Doesn't it stand to reason that for any possible combination there will be a solution; therefore, there is no unique solution.
To determine the volume of the NaOH solution required to neutralize the analyte solution, we need to understand the stoichiometry of the reaction between the acids (KHP and H2C8H4O4) and the base (NaOH).

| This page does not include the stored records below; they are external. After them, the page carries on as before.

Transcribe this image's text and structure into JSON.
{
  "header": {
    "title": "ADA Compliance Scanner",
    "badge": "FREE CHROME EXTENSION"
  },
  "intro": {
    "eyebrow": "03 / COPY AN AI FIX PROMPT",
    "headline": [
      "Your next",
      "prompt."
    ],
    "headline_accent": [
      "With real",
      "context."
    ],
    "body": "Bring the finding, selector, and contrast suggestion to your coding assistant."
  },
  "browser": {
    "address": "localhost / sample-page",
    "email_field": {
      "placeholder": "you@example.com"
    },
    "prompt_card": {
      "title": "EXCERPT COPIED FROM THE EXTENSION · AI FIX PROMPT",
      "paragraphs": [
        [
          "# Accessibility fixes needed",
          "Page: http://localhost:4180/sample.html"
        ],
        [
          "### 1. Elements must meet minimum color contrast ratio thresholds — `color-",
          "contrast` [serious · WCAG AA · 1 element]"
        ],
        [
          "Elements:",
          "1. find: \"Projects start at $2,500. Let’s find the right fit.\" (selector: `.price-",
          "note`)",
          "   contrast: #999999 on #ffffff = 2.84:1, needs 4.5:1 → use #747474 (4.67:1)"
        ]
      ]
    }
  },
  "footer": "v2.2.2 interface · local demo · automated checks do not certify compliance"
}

Let's break down the process step by step:
1) Write the balanced equation for the reaction:
KHP + NaOH → KNaP + H2O
2) Determine the stoichiometry of the reaction:
From the equation, we can see that 1 mole of KHP reacts with 1 mole of NaOH to produce 1 mole of KNaP and 1 mole of water.
3) Calculate the moles of KHP and H2C8H4O4 in the analyte solution:
Moles of KHP = concentration (0.127 M) × volume (25.0 mL) / 1000
Moles of KHP = 0.127 × 25.0 / 1000 = 0.003175 mol
Moles of H2C8H4O4 = concentration (0.0678 M) × volume (25.0 mL) / 1000
Moles of H2C8H4O4 = 0.0678 × 25.0 / 1000 = 0.001695 mol
4) Determine the limiting reagent:
Since the reaction requires an equal number of moles for both KHP and NaOH and the moles of KHP (0.003175 mol) > moles of H2C8H4O4 (0.001695 mol), KHP is the limiting reagent.
5) Calculate the moles of NaOH required to react with the limiting reagent (KHP):
Moles of NaOH = moles of KHP = 0.003175 mol
6) Determine the volume of the NaOH solution:
Molarity of NaOH = 0.205 M
Moles of NaOH = 0.003175 mol
Volume of NaOH = moles of NaOH / Molarity of NaOH
Volume of NaOH = 0.003175 / 0.205 = 0.0155 L
Convert the volume to mL:
Volume of NaOH = 0.0155 × 1000 = 15.5 mL
Therefore, 15.5 mL of a 0.205 M NaOH solution is required to neutralize 25.0 mL of the analyte solution.